How Much is my Business Worth?
The Valuation of a business is the main question all sellers will ask about when considering selling their business, and it is also the main question of most buyers when purchasing a company.
There are several standards of value for businesses, they consist of the following;
Fair Market Value – This would be the price at which the property would change hands between a willing buyer and a willing seller. The buyer would have done his due diligence and the seller would provide as much information to the seller as feasible.
Intrinsic Value – the actual value of a company or an asset based on an underlying perception of its true value including all aspects of the business, in terms of both tangible and intangible factors.
Fair Value – is a rational and unbiased estimate of the potential market price of a good, service, or asset. It takes into account such objective factors as: acquisition/production/distribution costs, replacement costs, or costs of close substitutes.
Fair Market Value – in its simplest expression, the price that a person interested in buying a given asset would pay to a person interested in selling that given asset and what it would fetch in the marketplace.
There are three typical ways to valuating a company
Asset Value – The assets of your business minus your liabilities. For the most part this valuation does not properly represent a company that has positive earnings.
Market Value – This would be the process of comparing like companies in like industries with similar sizes. This process is usually a good indicator to establish a valuation on your business.
Income Value – Your business is worth the present value of the income stream it will bring to an investor. This approach is typically utilized most for a business with a positive flow of income. This method relies on future projections and growth to decide what the business may be worth.
Multiple of your past earnings to Value a Business
When utilizing the income value, a multiple of past earnings can be applied
But first we must decide if the multiple will be of the Net Income? EBITDA? Owners Benefit? The common ways would be either owners benefit which equals the net income, plus depreciation, interest and the owners salary and other fringe benefits and no debt, and this would be all the income available to a single buyer.
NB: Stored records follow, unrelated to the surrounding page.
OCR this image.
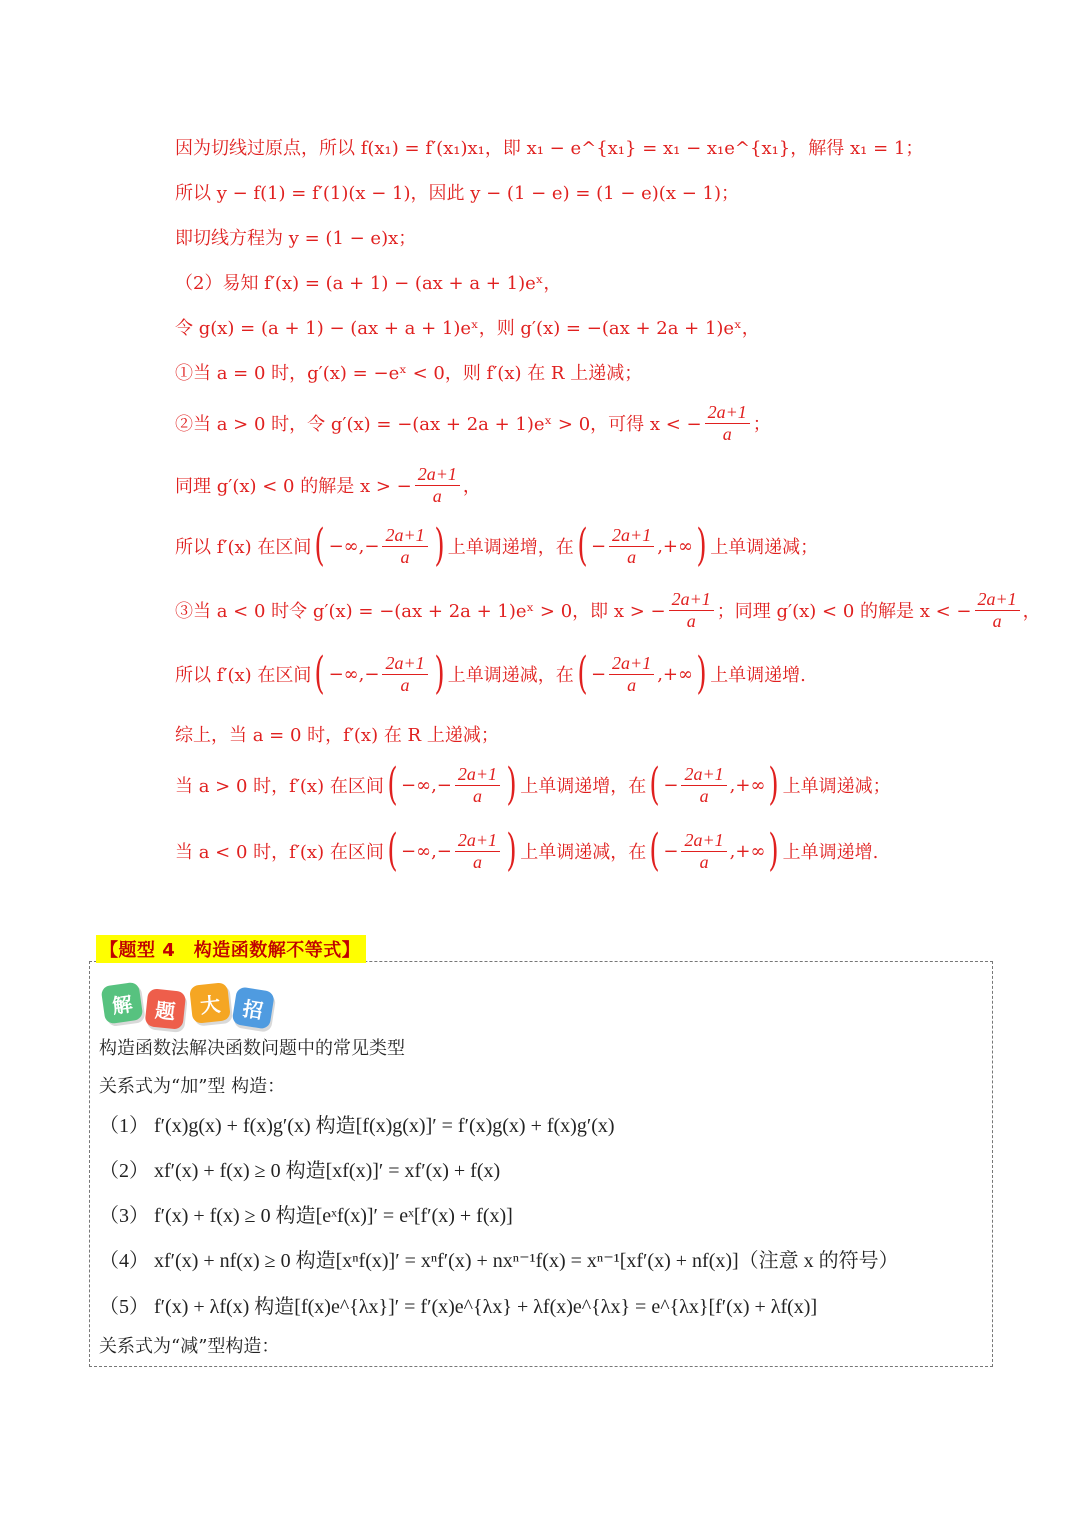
因为切线过原点，所以 f(x₁) = f′(x₁)x₁，即 x₁ − e^{x₁} = x₁ − x₁e^{x₁}，解得 x₁ = 1；
所以 y − f(1) = f′(1)(x − 1)，因此 y − (1 − e) = (1 − e)(x − 1)；
即切线方程为 y = (1 − e)x；
（2）易知 f′(x) = (a + 1) − (ax + a + 1)eˣ，
令 g(x) = (a + 1) − (ax + a + 1)eˣ，则 g′(x) = −(ax + 2a + 1)eˣ，
①当 a = 0 时，g′(x) = −eˣ < 0，则 f′(x) 在 R 上递减；
②当 a > 0 时，令 g′(x) = −(ax + 2a + 1)eˣ > 0，可得 x < − $\frac{2a+1}{a}$ ；
同理 g′(x) < 0 的解是 x > − $\frac{2a+1}{a}$ ，
所以 f′(x) 在区间 ( −∞,− $\frac{2a+1}{a}$ ) 上单调递增，在 ( − $\frac{2a+1}{a}$ ,+∞ ) 上单调递减；
③当 a < 0 时令 g′(x) = −(ax + 2a + 1)eˣ > 0，即 x > − $\frac{2a+1}{a}$ ；同理 g′(x) < 0 的解是 x < − $\frac{2a+1}{a}$ ，
所以 f′(x) 在区间 ( −∞,− $\frac{2a+1}{a}$ ) 上单调递减，在 ( − $\frac{2a+1}{a}$ ,+∞ ) 上单调递增.
综上，当 a = 0 时，f′(x) 在 R 上递减；
当 a > 0 时，f′(x) 在区间 ( −∞,− $\frac{2a+1}{a}$ ) 上单调递增，在 ( − $\frac{2a+1}{a}$ ,+∞ ) 上单调递减；
当 a < 0 时，f′(x) 在区间 ( −∞,− $\frac{2a+1}{a}$ ) 上单调递减，在 ( − $\frac{2a+1}{a}$ ,+∞ ) 上单调递增.
【题型 4　构造函数解不等式】
解	题	大 招
构造函数法解决函数问题中的常见类型
关系式为“加”型 构造：
（1） f′(x)g(x) + f(x)g′(x) 构造[f(x)g(x)]′ = f′(x)g(x) + f(x)g′(x)
（2） xf′(x) + f(x) ≥ 0 构造[xf(x)]′ = xf′(x) + f(x)
（3） f′(x) + f(x) ≥ 0 构造[eˣf(x)]′ = eˣ[f′(x) + f(x)]
（4） xf′(x) + nf(x) ≥ 0 构造[xⁿf(x)]′ = xⁿf′(x) + nxⁿ⁻¹f(x) = xⁿ⁻¹[xf′(x) + nf(x)]（注意 x 的符号）
（5） f′(x) + λf(x) 构造[f(x)e^{λx}]′ = f′(x)e^{λx} + λf(x)e^{λx} = e^{λx}[f′(x) + λf(x)]
关系式为“减”型构造：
Or EBITDA which is net income with interest, taxes, depreciation, amortization and any owner benefits added back to it.
The multiple used on a business can vary, there is no one multiple specific to a size company or industry, there are some common multiples based on the current market, but various things may determine what your multiple could be, multiples could rise along with the size, quality, and the proper documentation to verify an owners benefit. Bad books, a dim future of the business, negative growth and little to no profit will lower your multiple, and good books, a bright future, consistent growth and positive income will increase your multiple.